I had hoped for a warning, but he walked away to write the ticket – warnings don’t pay down the city’s deficit. The other motorists who were queued up along the shoulder waiting for their tickets had obviously done the same thing. I sighed. I had made the mistake of travelling in an area I wasn’t overly familiar with, and once again became the victim of a police hustle.

These traffic cops are not hard to find. They seem to be drawn to roads where the posted speed limits were recently lowered or change abruptly, and therefore where opportunities to replenish the city’s depleted coffers run high.

Is this an extension of Project Drive? As you may recall, that was the fiasco where city police were directed to charge an additional $1 million in fines from the public. They were successful, but logged $860,000 in overtime to do it. What does that boil down to for you and me?
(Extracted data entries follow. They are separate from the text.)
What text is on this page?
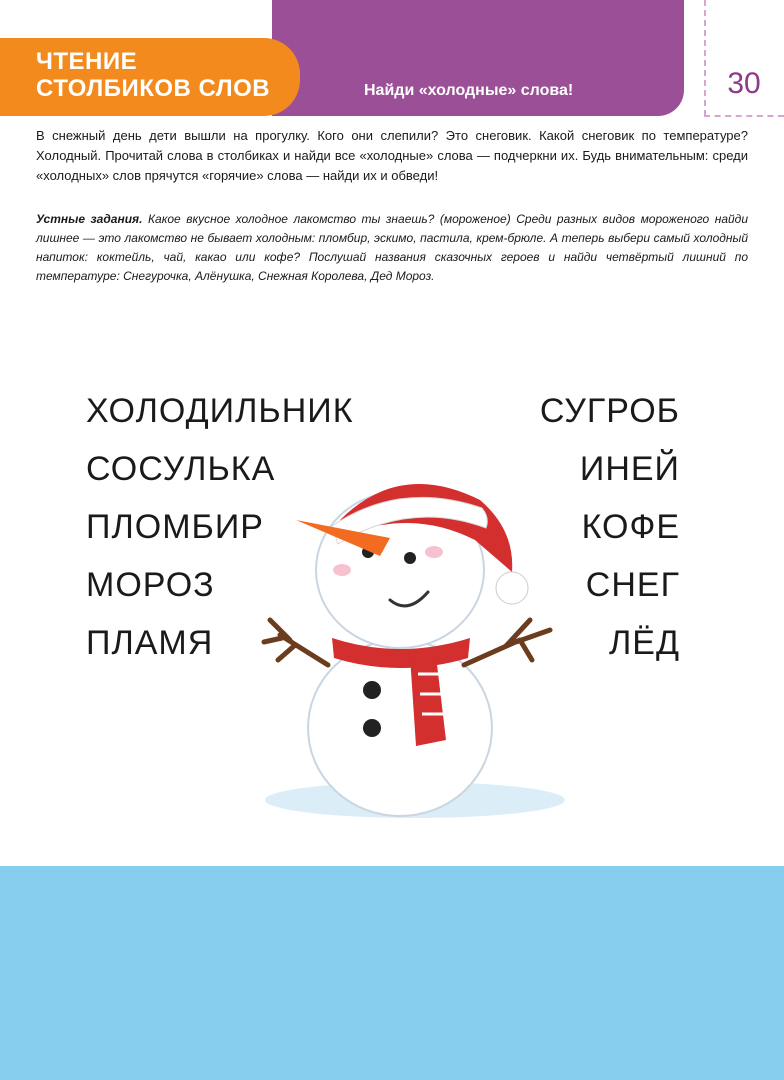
ЧТЕНИЕ
СТОЛБИКОВ СЛОВ	Найди «холодные» слова!	30
В снежный день дети вышли на прогулку. Кого они слепили? Это снеговик. Какой снеговик по температуре? Холодный. Прочитай слова в столбиках и найди все «холодные» слова — подчеркни их. Будь внимательным: среди «холодных» слов прячутся «горячие» слова — найди их и обведи!
Устные задания. Какое вкусное холодное лакомство ты знаешь? (мороженое) Среди разных видов мороженого найди лишнее — это лакомство не бывает холодным: пломбир, эскимо, пастила, крем-брюле. А теперь выбери самый холодный напиток: коктейль, чай, какао или кофе? Послушай названия сказочных героев и найди четвёртый лишний по температуре: Снегурочка, Алёнушка, Снежная Королева, Дед Мороз.
ХОЛОДИЛЬНИК
СОСУЛЬКА
ПЛОМБИР
МОРОЗ
ПЛАМЯ
СУГРОБ
ИНЕЙ
КОФЕ
СНЕГ
ЛЁД
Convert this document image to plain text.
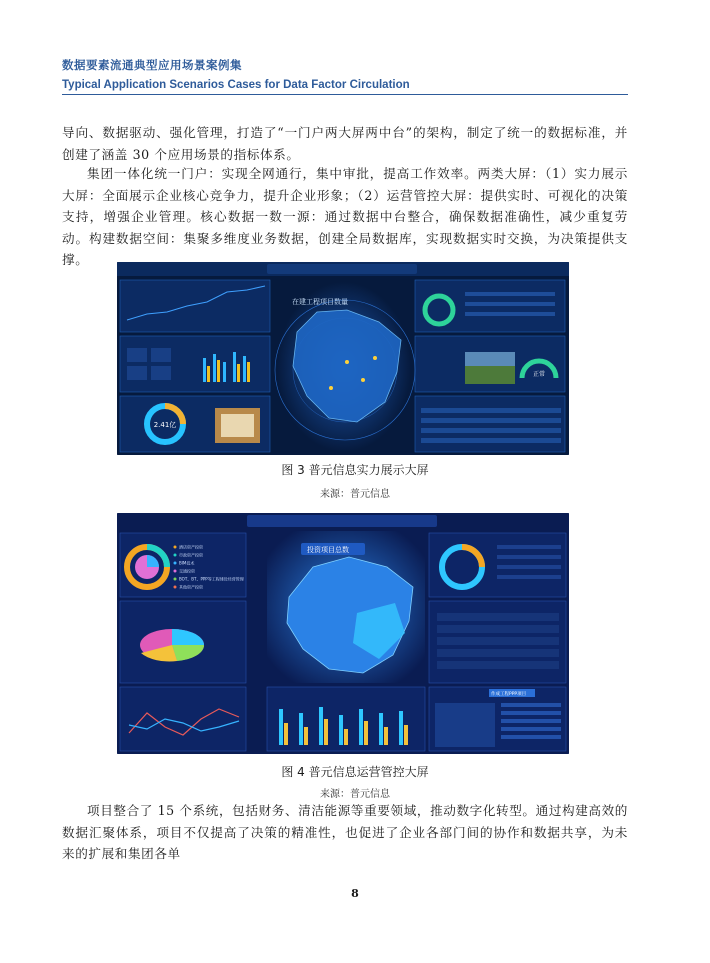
数据要素流通典型应用场景案例集
Typical Application Scenarios Cases for Data Factor Circulation

导向、数据驱动、强化管理，打造了“一门户两大屏两中台”的架构，制定了统一的数据标准，并创建了涵盖 30 个应用场景的指标体系。

集团一体化统一门户：实现全网通行，集中审批，提高工作效率。两类大屏：（1）实力展示大屏：全面展示企业核心竞争力，提升企业形象；（2）运营管控大屏：提供实时、可视化的决策支持，增强企业管理。核心数据一数一源：通过数据中台整合，确保数据准确性，减少重复劳动。构建数据空间：集聚多维度业务数据，创建全局数据库，实现数据实时交换，为决策提供支撑。

2.41亿
在建工程项目数量
正常
图 3 普元信息实力展示大屏
来源：普元信息
酒店资产投资
市政资产投资
BIM技术
交通投资
BOT、BT、PPP等工程建设经营管理
其他资产投资
投资项目总数
作成工程PPP项目
图 4 普元信息运营管控大屏
来源：普元信息

项目整合了 15 个系统，包括财务、清洁能源等重要领域，推动数字化转型。通过构建高效的数据汇聚体系，项目不仅提高了决策的精准性，也促进了企业各部门间的协作和数据共享，为未来的扩展和集团各单

8
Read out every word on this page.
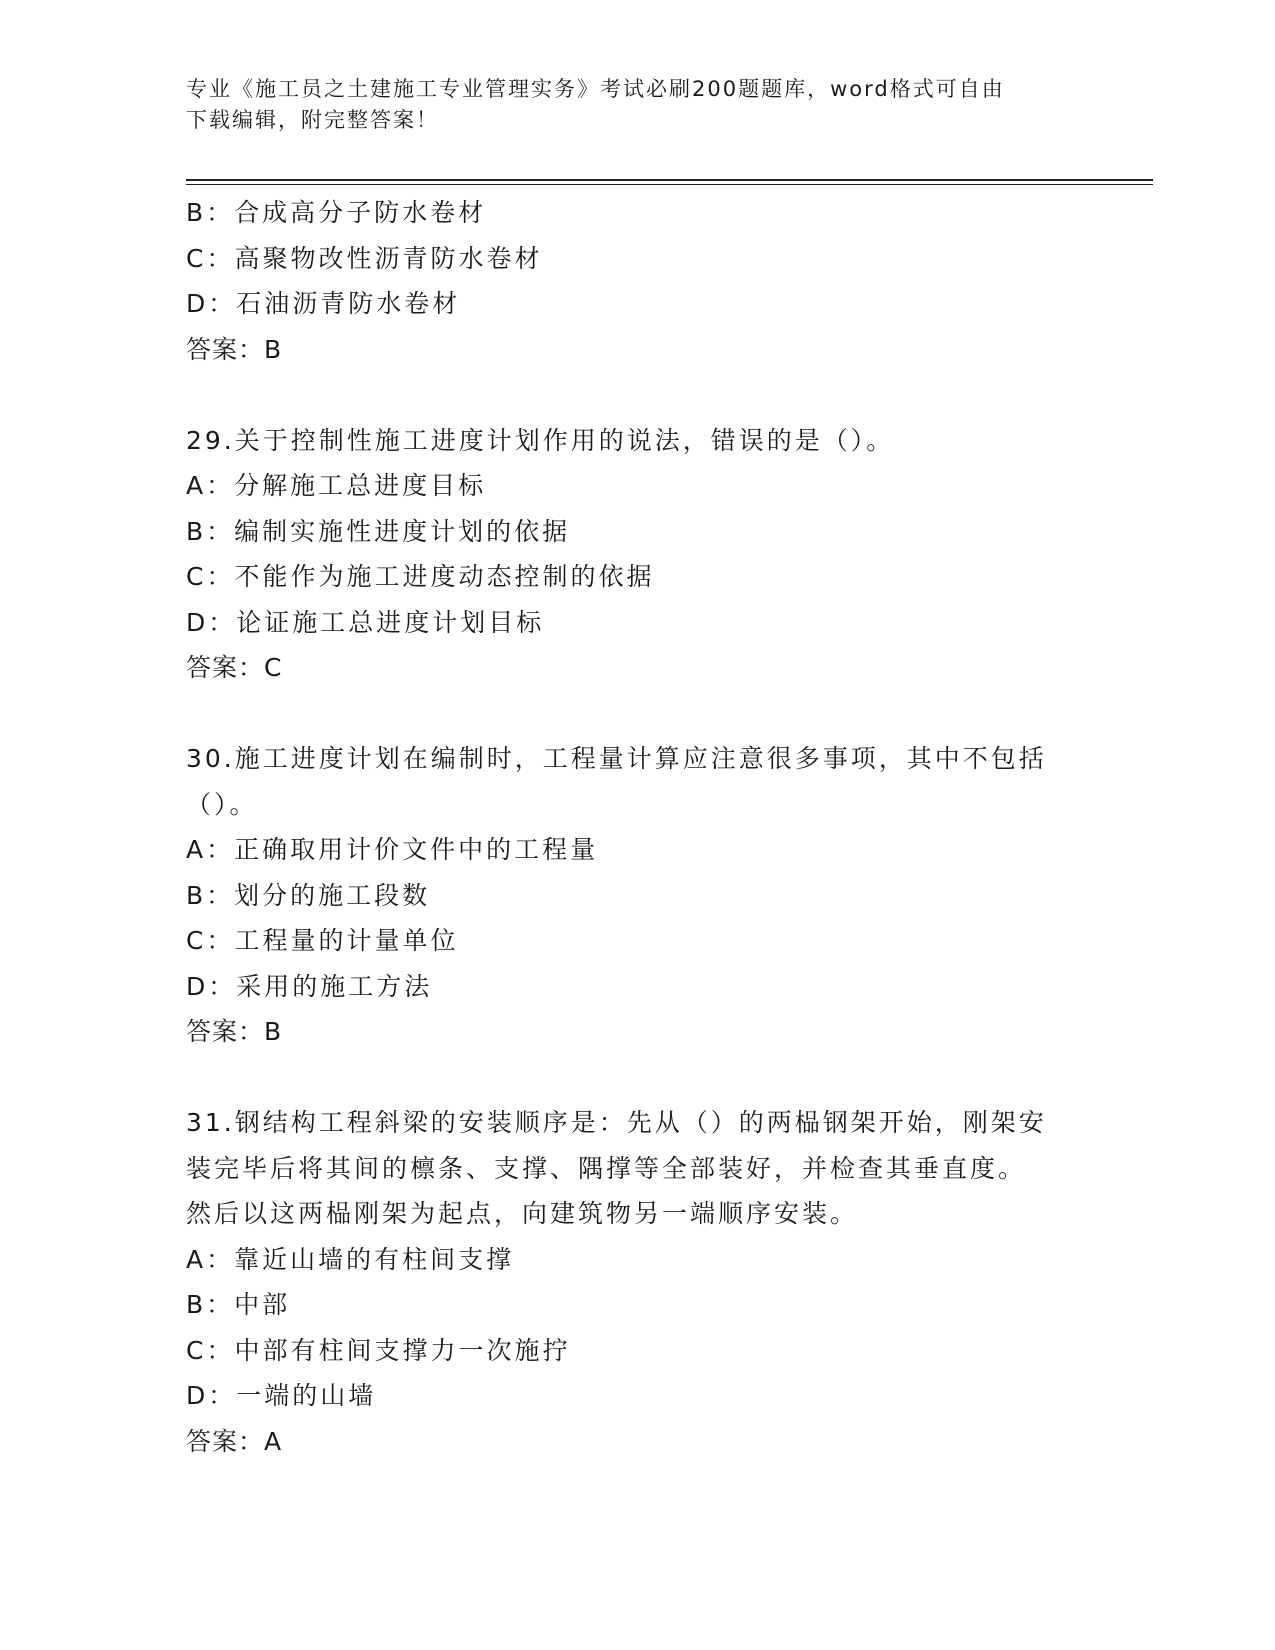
专业《施工员之土建施工专业管理实务》考试必刷200题题库，word格式可自由
下载编辑，附完整答案！
B：合成高分子防水卷材
C：高聚物改性沥青防水卷材
D：石油沥青防水卷材
答案：B
29.关于控制性施工进度计划作用的说法，错误的是（）。
A：分解施工总进度目标
B：编制实施性进度计划的依据
C：不能作为施工进度动态控制的依据
D：论证施工总进度计划目标
答案：C
30.施工进度计划在编制时，工程量计算应注意很多事项，其中不包括
（）。
A：正确取用计价文件中的工程量
B：划分的施工段数
C：工程量的计量单位
D：采用的施工方法
答案：B
31.钢结构工程斜梁的安装顺序是：先从（）的两榀钢架开始，刚架安
装完毕后将其间的檩条、支撑、隅撑等全部装好，并检查其垂直度。
然后以这两榀刚架为起点，向建筑物另一端顺序安装。
A：靠近山墙的有柱间支撑
B：中部
C：中部有柱间支撑力一次施拧
D：一端的山墙
答案：A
If a traffic cop hands you a $100 ticket for not having enough windshield washer fluid, $86 of it could be going into their pocket.

I digress. I don’t know what the mayor’s extended fiscal goal is, but I do know I appear to be well on my way to funding it myself. In the 30 years I’d been driving prior to last year, I had never earned a single traffic ticket, but in the last 12 months I’ve had three and had my vehicle towed.

My spouse, with the same impeccable driving record, has been similarly violated, and in one instance she was accused of rocketing from 0 to 90 km/h in three seconds in her Yaris after rounding the corner at an intersection. She apparently did this while sandwiched between two other vehicles.

And then there was an incident we were involved in last fall where the lives of several motorists were actually endangered by the police.

We were westbound on Bishop Grandin, travelling at just over 80 km/h, as were the rest of the vehicles around us. Suddenly, just beyond the Pembina Highway underpass, the driver in front of us slammed on his brakes. I locked up mine and heard the squeal of tires all around us.

“There’s some idiot in a yellow windbreaker running across the highway!” my spouse exclaimed.

I took a closer look. It was a cop.

He stopped in the middle of the highway, pointed at a silver SUV in the middle of our pack of a dozen cars, and vigorously motioned the driver to the shoulder where an unmarked car and two black and whites stood ready to chase down anyone who might rabbit.

We sat there in stunned silence for half a minute, unsure if we should proceed or if we were supposed to wait around for a ticket. Finally one vehicle crept forward and the rest of us followed.

My spouse and I recently sat down to calculate the personal cost of all this nonsense. Our conclusion: the City of Winnipeg had claimed three per cent of our take-home pay in the previous year, and we don’t even live there. There is obviously no way to recoup that money, but we have made some small, symbolic financial changes. We had been planning three major purchases in the near future. We won’t be buying any of them in Winnipeg now, thereby diverting at least $25,000 from the city’s economy.

We used to fill up our vehicles in the city once a week, and it cost roughly $125 for both of us. We now fill them at our local gas station, even though it costs a few cents more per litre. We also went out for dinner in Winnipeg every Friday, but now we’re checking out small-town restaurants closer to home, another $50 a week spent elsewhere. We’ve started buying our groceries and household items in Steinbach as well – let’s call that $100 a week. In a year, that’s another $14,300, for a total of $39,300 we won’t be spending in Winnipeg.

It’s a drop in the bucket, of course, and I’m not sure how much lost tax revenue that equates to, but it’s a form of protest and it makes us feel like we’re at least doing something. And with us spending less time on Winnipeg streets, there is less of a chance we will be victimized again.

Is there a solution? Perhaps. In my perfect world, three quarters of the Winnipeg Police Service traffic gang would be reassigned to other police work. Senior management is always expressing a need for more officers; why can’t they just use some of the ones they already have for something more productive?

For change to happen, the citizens of Winnipeg need to elect a new mayor with new policies, and if they won’t, they should at least find a police chief who will stand up to, rather than comply with, the City Council’s witch hunt.

The police are supposed to protect the public, not prey on it.